Kardiyolog olan Luke Laffin, Somon ve uskumru gibi balıkların, keten tohumu ve chia tohumlarının omega-3 açısından zengin olduğunu ve bunun "kardiyovasküler sağlığı düşündüğümüzde çok önemli bir şey" olduğunu söyledi ve "Kardiyologlar olarak insanların uygun ilaçları almasını ve kendilerine faydası olmayacak şeyleri almamalarını istiyoruz" dedi.
8- KOENZİM Q10
Yaş aldıkça vücudumuzda bazı değişiklikler başlar. Bunlardan birisi de cildimizi ve organlarımızı yaşlılığa karşı koruyan koenzim Q10 (CoQ10) ve glutatyon düzeylerimizin azalmasıdır.
CoQ10, enerji seviyelerini artırma kapasitesi, antioksidan gücü ve mitokondriyal etkisi nedeniyle hem bilim insanlarının hem de güzellik uzmanlarının ilgisini son yıllarda sıkça çekmeye başladı.
CoQ10’un büyük oranda vücudumuz tarafından üretildiğini, en fazla kalp, karaciğer ve böbrekler gibi yüksek enerji ihtiyacı olan organ ve dokularda bulunduğunu, ayrıca güçlü antioksidan özelliklere sahip olduğunu belirten Aytaç Karadağ, CoQ10 takviyesinin hücrelerimizi antioksidan özelliği ile koruma kalkanına alarak, serbest radikal hasarına karşı koruduğunu söyledi:
Karadağ, araştırmalara göre CoQ10 eksikliği ile yaşlanma arasında bir bağlantı olabildiğini, kardiyovasküler hastalıklar, nörolojik bozukluklar ve cilt yaşlanması gibi yaşa bağlı rahatsızlıkları olanlarda daha düşük seviyelerde CoQ10 görüldüğünü, özetle Koenzim Q10’un mitokondriyal fonksiyonu güçlendirme, hücresel enerji üretimini iyileştirme, oksidatif stresi azaltma, yaşlılığa bedeni hazırlama ve genel canlılığı artırma yeteneğine sahip bir takviye olduğunu ifade etti.
9- GLUTATYON
“Glutatyon vücudumuzdaki tüm antioksidanların efendisi konumundadır” diyen Aytaç Karadağ, bu maddenin karaciğerde doğal olarak oluştuğunu, DNA üretiminde, bağışıklık sisteminin düzenli çalışmasında, sperm oluşumunda, beyinden civanın uzaklaştırılmasında, karaciğerden yağların uzaklaştırılmasında etkili olduğunu belirtti.

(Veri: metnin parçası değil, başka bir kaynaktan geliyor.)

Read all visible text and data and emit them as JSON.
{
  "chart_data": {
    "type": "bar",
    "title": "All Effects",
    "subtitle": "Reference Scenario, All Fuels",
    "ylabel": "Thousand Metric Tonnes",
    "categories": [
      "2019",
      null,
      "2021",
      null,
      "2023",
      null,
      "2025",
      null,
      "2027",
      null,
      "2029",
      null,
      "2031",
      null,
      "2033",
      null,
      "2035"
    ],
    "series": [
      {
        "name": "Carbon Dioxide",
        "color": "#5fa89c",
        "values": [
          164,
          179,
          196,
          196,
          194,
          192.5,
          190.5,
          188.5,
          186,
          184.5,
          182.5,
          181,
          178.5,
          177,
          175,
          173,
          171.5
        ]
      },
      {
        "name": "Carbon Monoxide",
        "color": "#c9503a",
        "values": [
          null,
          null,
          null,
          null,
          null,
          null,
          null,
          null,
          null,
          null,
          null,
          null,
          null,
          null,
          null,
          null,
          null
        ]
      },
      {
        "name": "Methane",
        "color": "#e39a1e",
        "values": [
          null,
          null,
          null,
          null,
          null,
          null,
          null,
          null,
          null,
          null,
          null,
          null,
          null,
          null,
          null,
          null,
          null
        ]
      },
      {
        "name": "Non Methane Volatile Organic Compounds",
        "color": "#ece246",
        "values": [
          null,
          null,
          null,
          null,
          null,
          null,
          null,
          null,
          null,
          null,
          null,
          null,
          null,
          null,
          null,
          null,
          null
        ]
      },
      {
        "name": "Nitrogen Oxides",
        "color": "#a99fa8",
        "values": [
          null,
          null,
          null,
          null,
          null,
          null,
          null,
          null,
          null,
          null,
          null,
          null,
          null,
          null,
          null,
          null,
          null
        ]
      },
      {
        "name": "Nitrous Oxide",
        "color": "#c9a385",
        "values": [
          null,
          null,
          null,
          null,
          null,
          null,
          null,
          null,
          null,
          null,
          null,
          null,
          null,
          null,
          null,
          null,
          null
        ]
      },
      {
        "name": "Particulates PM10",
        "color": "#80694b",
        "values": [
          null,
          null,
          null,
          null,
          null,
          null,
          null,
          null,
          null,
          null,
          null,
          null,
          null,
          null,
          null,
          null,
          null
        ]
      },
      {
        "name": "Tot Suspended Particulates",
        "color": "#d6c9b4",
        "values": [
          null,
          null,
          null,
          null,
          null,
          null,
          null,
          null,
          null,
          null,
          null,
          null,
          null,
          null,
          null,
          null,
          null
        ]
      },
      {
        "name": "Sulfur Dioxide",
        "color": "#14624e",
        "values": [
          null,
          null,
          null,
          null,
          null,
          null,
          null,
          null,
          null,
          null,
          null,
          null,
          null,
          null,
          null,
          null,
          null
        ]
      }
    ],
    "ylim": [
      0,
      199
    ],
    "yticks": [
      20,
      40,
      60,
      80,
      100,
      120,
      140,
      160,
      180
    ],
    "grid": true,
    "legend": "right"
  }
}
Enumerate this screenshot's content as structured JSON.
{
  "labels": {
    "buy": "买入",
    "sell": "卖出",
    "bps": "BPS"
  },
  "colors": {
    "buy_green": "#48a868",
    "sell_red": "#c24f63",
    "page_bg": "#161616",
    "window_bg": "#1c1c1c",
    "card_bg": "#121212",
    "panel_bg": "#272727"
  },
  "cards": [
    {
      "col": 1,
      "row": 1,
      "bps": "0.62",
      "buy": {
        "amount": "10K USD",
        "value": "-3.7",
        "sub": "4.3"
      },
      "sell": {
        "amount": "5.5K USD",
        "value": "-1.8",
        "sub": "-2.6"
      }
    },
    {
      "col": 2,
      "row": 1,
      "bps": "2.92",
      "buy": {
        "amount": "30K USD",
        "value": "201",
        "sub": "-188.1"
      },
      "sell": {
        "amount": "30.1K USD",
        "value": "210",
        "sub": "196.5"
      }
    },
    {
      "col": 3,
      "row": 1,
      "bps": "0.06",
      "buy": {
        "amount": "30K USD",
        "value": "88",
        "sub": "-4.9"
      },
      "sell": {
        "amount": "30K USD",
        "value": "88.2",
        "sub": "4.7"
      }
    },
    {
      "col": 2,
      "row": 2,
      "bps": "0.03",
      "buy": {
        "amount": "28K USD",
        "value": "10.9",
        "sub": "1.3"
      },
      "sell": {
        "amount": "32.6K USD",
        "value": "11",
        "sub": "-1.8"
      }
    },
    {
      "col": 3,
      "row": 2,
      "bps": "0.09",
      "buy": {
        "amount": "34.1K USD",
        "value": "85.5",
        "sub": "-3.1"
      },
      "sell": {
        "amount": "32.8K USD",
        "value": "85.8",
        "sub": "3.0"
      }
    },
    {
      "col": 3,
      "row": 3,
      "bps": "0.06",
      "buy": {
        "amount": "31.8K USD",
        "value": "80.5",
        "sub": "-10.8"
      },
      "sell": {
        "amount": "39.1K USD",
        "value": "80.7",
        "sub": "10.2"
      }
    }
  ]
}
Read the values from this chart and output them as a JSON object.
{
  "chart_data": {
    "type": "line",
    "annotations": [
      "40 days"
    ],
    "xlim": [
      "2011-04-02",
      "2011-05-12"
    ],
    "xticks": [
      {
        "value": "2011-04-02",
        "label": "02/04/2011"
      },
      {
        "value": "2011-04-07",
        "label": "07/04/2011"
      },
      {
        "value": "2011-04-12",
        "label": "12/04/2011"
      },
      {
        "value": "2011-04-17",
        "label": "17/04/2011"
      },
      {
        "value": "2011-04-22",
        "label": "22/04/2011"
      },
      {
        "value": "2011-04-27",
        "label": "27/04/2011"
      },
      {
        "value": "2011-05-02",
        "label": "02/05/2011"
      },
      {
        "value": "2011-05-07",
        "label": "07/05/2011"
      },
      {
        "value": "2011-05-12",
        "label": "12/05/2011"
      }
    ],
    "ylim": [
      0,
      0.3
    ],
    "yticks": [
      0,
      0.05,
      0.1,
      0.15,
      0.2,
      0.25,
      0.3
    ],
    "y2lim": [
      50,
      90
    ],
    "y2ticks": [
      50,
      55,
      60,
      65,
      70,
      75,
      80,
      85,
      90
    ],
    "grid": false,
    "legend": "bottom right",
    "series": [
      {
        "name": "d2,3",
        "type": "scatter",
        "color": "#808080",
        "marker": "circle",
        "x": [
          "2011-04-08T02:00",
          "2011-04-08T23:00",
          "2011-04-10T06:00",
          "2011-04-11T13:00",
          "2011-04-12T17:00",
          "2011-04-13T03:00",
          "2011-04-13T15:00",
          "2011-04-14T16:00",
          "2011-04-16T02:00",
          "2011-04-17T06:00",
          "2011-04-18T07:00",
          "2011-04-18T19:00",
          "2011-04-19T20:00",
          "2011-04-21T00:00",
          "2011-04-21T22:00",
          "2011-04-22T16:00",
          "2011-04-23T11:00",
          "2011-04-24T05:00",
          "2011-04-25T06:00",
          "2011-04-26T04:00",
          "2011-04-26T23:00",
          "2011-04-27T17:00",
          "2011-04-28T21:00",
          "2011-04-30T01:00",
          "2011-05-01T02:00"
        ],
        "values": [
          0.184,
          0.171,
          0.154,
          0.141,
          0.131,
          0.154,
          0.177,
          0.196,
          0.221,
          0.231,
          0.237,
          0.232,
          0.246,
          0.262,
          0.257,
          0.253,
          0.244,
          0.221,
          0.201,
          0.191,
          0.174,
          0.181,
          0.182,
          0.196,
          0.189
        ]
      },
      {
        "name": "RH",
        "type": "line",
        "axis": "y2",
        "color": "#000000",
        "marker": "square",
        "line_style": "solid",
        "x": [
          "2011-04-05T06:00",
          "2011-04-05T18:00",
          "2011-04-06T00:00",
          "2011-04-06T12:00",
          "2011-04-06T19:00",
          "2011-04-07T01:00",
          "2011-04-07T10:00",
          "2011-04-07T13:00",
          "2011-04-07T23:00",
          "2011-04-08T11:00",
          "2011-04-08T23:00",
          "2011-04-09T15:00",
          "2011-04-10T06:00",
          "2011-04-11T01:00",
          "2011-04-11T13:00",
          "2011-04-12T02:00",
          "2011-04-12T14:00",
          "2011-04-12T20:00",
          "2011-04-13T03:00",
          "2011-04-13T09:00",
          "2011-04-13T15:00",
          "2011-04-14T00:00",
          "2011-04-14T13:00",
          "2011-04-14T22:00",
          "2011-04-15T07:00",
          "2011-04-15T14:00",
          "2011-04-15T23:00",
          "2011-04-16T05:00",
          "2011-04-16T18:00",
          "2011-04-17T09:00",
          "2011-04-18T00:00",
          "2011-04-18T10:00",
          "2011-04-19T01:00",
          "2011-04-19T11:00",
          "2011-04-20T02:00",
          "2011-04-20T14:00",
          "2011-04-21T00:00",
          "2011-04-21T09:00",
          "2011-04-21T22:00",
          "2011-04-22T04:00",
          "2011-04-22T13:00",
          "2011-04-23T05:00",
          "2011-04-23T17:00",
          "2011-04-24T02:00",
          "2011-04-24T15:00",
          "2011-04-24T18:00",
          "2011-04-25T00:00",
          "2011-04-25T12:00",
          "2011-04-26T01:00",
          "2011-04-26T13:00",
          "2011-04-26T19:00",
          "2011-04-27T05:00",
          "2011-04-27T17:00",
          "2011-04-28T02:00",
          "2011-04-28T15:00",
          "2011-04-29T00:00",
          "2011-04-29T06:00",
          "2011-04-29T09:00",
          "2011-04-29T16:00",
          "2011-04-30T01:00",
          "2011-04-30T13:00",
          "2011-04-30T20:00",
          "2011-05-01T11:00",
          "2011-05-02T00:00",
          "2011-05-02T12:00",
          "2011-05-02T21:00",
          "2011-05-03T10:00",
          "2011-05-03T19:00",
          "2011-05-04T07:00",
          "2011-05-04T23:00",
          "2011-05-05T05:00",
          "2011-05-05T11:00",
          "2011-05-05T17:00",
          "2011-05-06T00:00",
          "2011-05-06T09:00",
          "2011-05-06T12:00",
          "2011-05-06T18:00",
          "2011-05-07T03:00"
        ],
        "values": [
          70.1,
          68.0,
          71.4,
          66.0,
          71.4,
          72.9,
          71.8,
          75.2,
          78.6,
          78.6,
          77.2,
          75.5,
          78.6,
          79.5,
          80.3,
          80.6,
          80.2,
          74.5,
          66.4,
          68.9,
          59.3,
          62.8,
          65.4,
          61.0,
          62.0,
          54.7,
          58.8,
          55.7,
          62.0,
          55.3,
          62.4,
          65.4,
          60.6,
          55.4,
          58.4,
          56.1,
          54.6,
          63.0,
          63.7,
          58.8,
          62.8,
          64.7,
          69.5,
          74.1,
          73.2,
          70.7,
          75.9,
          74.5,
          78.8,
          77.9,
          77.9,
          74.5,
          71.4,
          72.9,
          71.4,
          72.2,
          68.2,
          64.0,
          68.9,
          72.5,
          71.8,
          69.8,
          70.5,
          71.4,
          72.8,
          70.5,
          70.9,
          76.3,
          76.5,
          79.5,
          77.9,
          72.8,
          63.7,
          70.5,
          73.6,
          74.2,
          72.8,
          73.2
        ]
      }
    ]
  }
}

Glutatyon düzeyinin yaşam süresi konusunda hassas bir ölçüt olarak kabul edildiğini, yani glutatyon düzeyi ne kadar yüksekse sağlıklı ve uzun bir yaşam sürme ihtimalinin o denli yüksek olduğunu ifade eden Karadağ, ağızdan glutatyon oluşturacak besinleri veya takviyeleri alarak, vücudun doğal olarak glutatyon oluşturmasına imkân tanıyarak glutatyonun yükseltilebileceğini, ancak hamilelik ve emzirme döneminde güvenirlilik çalışmaları olmadığı için takviye kullanımının önerilmediğini sözlerine ekledi.
10- RESVERATROL
Son yıllarda antiaging, antivirüs, antidiyabetik, antioksidan, antikanser özellikleriyle gündemde olan resveratrolün kanser engelleyici özelliğinin 1997 yılında rapor edildiğinden beri sağlığımıza olan yararlarının yoğun olarak çalışılmaya başlandığını belirten Karadağ, şöyle devam etti:
"Özellikle kırmızı üzüm, yaban mersini ve yer fıstığında bolca bulunan resveratrol, hücrelerimizi hasara uğratarak yaşlanmamıza neden olan serbest radikalleri temizleyerek yaşlılığa karşı savaşır. DNA’yı hasara karşı koruyarak kansere karşı koruyucu etkiler yapar. Bununla birlikte şeker, obezite, Alzheimer, Parkinson hastalarında olumlu etkileri bilimsel olarak kanıtlanmıştır. Karaciğer, kalp ve göz sağlığında da etkin olup; immün sistemi düzenleyerek enfeksiyonlara karşı korunmamızı sağlar."